Bien sûr, je n’ignore pas que le voyage procure quelque félicité. Le dépaysement, la nouveauté, les pagnes de raphia, les paréos, les sampans, les jonques, les baobabs, le Popocatépetl, le pétrel à bec rouge : j’admets les ravissements et les étonnements que procure une fréquentation de l’étranger vu de près. Mais ce sont là des gourmandises qu’on ne déguste qu’une fois sur place. Le départ est une autre paire de manches.
C’est là qu’on éprouve la pesanteur de notre condition. On n’y échappe pas. Personne ne s’en va le cœur léger. Quoi qu’on en ait, s’extirper du douillet des jours n’est jamais une partie de plaisir. Le vague à l’âme monte, la mélancolie gagne, on craint de se noyer dans une tristesse. C’est comme si le cœur se mettait à bégayer. Les plus jobards trompent leur angoisse en plastronnant devant des quidams de rencontre de manière à reculer l’instant de la solitude, les plus minutieux piègent leur inquiétude en s’y reprenant à dix fois pour boucler des bagages qu’ils vont redéfaire dès qu’ils auront cru en être venus à bout, et les plus honnêtes ne trompent ni ne piègent rien, tout occupés qu’ils sont à se ronger les ongles et les sangs. (p. 134)

Dans les bons bistrots comme le Barnabé, la lumière commande le temps. À proximité de la vitrine et de la porte, la clarté se montre propice à la hâte, aux petits verres sur le pouce et aux propos vigoureux. Plus on s’enfonce dans la salle, en suivant un éclairage qui hésite et se met à chuchoter, plus on pénètre dans une sorte d’épaisseur du silence, au sein d’une atmosphère brune qu’éclairent à peine quelques appliques placées au-dessus de la vieille banquette grenat. Les minutes s’allongent, une vague torpeur s’installe, les mots pèsent plus lourd.
Le Barnabé est un bistrot qui sait la vertu des ombres et le respect qu’on leur doit.
Je m’asseyais à une table du fond. Je commandais un chocolat chaud. Je laissais mes pensées dériver.
On songe très bien en écoutant des âneries de comptoir. Je prêtais l’oreille à quelques déclarations, je grappillais des mots, je prenais mon temps, je savourais des brins d’existence. (p. 212-213)

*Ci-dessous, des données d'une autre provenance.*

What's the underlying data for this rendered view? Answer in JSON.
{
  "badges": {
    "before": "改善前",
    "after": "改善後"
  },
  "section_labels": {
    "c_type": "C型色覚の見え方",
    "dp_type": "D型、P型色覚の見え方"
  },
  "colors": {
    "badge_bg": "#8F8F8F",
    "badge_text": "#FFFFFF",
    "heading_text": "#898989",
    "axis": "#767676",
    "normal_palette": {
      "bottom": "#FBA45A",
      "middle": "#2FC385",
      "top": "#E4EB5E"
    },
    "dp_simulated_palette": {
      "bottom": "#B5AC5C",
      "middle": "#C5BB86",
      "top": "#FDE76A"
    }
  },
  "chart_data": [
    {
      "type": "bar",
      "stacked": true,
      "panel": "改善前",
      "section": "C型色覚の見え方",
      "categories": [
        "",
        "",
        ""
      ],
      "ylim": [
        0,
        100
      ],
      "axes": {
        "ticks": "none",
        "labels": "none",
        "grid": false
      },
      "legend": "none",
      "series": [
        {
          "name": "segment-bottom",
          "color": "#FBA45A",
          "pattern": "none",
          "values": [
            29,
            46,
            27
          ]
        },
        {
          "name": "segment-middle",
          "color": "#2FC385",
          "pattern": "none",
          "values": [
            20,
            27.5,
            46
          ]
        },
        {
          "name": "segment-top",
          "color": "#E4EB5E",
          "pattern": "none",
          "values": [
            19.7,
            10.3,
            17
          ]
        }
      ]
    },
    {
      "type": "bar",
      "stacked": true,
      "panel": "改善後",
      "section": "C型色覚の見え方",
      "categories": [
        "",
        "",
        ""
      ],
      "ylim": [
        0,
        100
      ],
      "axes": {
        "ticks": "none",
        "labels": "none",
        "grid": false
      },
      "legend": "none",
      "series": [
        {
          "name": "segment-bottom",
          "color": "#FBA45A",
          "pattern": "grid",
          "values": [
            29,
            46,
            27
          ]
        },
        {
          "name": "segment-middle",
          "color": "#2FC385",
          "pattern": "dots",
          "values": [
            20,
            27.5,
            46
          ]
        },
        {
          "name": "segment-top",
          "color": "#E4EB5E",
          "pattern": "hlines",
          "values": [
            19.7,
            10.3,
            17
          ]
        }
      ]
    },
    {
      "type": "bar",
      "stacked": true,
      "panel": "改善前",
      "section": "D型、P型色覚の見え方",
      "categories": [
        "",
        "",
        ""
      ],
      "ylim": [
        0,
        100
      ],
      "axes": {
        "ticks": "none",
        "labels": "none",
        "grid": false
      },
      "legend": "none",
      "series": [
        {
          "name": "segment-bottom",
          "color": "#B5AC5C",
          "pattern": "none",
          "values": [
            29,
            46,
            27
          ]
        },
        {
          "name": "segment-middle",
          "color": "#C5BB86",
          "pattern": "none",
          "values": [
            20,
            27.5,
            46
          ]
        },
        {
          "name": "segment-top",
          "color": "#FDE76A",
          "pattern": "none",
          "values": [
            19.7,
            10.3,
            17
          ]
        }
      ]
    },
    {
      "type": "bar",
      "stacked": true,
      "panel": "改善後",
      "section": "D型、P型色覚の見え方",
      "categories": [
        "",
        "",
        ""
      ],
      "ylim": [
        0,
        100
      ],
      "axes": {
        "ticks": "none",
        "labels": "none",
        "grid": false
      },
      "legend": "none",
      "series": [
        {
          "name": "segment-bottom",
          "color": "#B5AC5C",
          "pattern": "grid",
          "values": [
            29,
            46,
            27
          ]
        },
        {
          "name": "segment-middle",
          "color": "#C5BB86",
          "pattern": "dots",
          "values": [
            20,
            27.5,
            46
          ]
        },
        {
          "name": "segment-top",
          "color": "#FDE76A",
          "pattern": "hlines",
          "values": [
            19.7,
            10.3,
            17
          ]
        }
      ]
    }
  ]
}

Il m’a dit vous connaissez l’histoire du type qui voulait apporter un peu d’animation dans la vie de son poisson rouge ? Parce que, entre nous, c’est plutôt mélancolique, une existence de poisson rouge. Les fausses algues, les bulles d’air, même les faux galions engloutis en plastique, ça va bien un moment, mais on en a vite fait le tour. Alors le type, pour lui changer les idées, à son poisson, il lui a installé une piscine miniature au fond de son bocal. C’est con, non ?
Je n’étais pas d’accord. Il y avait une idée, dans cette histoire. On en a débattu pendant un moment et puis voilà, j’ai fini mon verre, j’ai salué tout le monde bien poliment, j’ai poussé la porte du Barnabé, je suis sorti dans la rue. Le soleil était installé dans le ciel comme chez lui. J’ai levé la tête pour qu’il me caresse un peu la peau et je suis rentré chez moi afin de commencer à préparer mon départ.

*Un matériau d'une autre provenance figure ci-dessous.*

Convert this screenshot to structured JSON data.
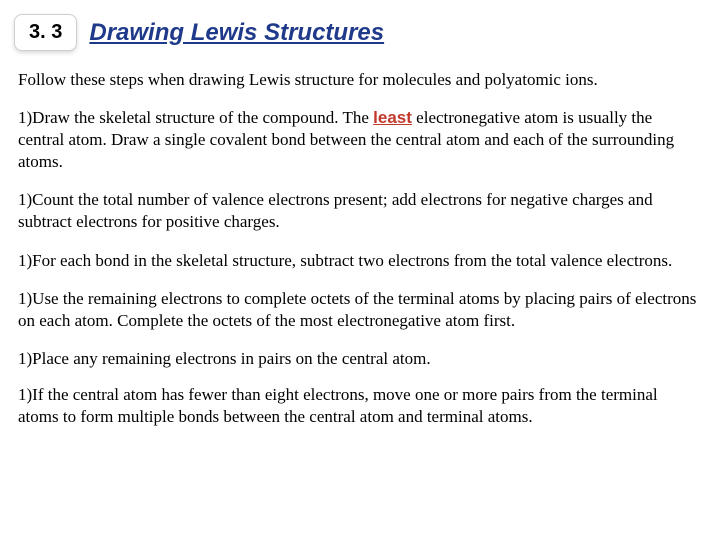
{
  "header": {
    "section_number": "3. 3",
    "title": "Drawing Lewis Structures",
    "badge_bg": "#ffffff",
    "badge_border": "#cfcfcf",
    "title_color": "#1f3a8a"
  },
  "intro": "Follow these steps when drawing Lewis structure for molecules and polyatomic ions.",
  "emphasis": {
    "least": "least",
    "color": "#c0392b"
  },
  "steps": [
    {
      "prefix": "1)Draw the skeletal structure of the compound.  The ",
      "emph": "least",
      "suffix": " electronegative atom is usually the central atom. Draw a single covalent bond between the central atom and each of the surrounding atoms."
    },
    {
      "prefix": "1)Count the total number of valence electrons present; add electrons for negative charges and subtract electrons for positive charges.",
      "emph": "",
      "suffix": ""
    },
    {
      "prefix": "1)For each bond in the skeletal structure, subtract two electrons from the total valence electrons.",
      "emph": "",
      "suffix": ""
    },
    {
      "prefix": "1)Use the remaining electrons to complete octets of the terminal atoms by placing pairs of electrons on each atom. Complete the octets of the most electronegative atom first.",
      "emph": "",
      "suffix": ""
    },
    {
      "prefix": "1)Place any remaining electrons in pairs on the central atom.",
      "emph": "",
      "suffix": ""
    },
    {
      "prefix": "1)If the central atom has fewer than eight electrons, move one or more pairs from the terminal atoms to form multiple bonds between the central atom and terminal atoms.",
      "emph": "",
      "suffix": ""
    }
  ],
  "typography": {
    "body_font": "Georgia",
    "body_size_pt": 13,
    "title_size_pt": 18,
    "badge_size_pt": 15
  },
  "colors": {
    "page_bg": "#ffffff",
    "body_text": "#000000"
  }
}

J’étais bien décidé à m’en construire une, de piscine, au fond de mon aquarium. Et de belles dimensions, encore, pour y jouir enfin de mes aises, au moins un peu. Et si possible beaucoup. (fin, p. 243-244)

Jean-Noël Blanc, La petite piscine au fond de l’aquarium (Joëlle Losfeld, 2007)

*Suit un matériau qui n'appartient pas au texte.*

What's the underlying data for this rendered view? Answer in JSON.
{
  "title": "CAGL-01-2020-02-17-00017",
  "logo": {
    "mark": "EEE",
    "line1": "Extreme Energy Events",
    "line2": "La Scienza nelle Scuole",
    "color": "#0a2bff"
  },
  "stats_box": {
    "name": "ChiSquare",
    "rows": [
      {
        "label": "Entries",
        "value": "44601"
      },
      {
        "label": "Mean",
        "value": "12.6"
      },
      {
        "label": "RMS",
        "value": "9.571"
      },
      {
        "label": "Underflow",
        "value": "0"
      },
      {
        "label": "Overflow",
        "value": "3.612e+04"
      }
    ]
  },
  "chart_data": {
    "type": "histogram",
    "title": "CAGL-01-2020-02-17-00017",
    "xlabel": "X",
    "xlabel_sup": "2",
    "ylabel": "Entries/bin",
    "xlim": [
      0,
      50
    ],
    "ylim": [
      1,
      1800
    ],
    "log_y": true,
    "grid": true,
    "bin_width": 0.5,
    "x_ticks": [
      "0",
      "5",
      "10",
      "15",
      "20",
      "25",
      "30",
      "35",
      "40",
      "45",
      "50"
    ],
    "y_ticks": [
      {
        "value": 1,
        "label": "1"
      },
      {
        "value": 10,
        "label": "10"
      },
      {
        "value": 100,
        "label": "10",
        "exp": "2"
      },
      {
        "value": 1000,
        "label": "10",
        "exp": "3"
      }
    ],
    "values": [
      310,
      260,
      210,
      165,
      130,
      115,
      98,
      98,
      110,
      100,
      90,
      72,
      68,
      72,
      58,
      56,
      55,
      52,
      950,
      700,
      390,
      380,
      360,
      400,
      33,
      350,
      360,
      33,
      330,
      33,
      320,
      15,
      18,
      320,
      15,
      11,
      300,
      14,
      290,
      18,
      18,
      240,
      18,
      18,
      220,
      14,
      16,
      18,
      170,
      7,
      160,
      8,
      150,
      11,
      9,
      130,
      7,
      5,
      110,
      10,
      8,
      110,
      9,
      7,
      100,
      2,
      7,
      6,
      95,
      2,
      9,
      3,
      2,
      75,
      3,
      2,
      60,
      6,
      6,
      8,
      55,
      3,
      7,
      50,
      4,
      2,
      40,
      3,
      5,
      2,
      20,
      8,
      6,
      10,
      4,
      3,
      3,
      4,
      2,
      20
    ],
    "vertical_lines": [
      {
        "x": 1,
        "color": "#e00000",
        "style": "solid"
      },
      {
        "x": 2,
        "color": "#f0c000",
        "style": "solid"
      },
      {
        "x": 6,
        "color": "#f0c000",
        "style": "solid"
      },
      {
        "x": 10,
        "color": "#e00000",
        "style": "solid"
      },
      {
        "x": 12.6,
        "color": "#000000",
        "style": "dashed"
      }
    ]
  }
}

C’est le premier livre de Jean-Noël Blanc que je lis (pourtant sa bibliographie est déjà longue) : j’en ai beaucoup aimé l’humour qui oscille entre le léger et le terrible, le caustique et le jeu de mot facile, dans une veine très oulipienne, les variations narratives et le montage serré de courts fragments aux titres facétieux, doublement structurés grâce à des sous-titres génériques très poétiques, par exemple : « (mots qui réjouissent le cœur – n°1) », « (moments qu’on ne parvient pas à oublier – n°7) », « (choses légères qui consolent de la mélancolie – n°13) » ou juste « (ça va ? – n°3).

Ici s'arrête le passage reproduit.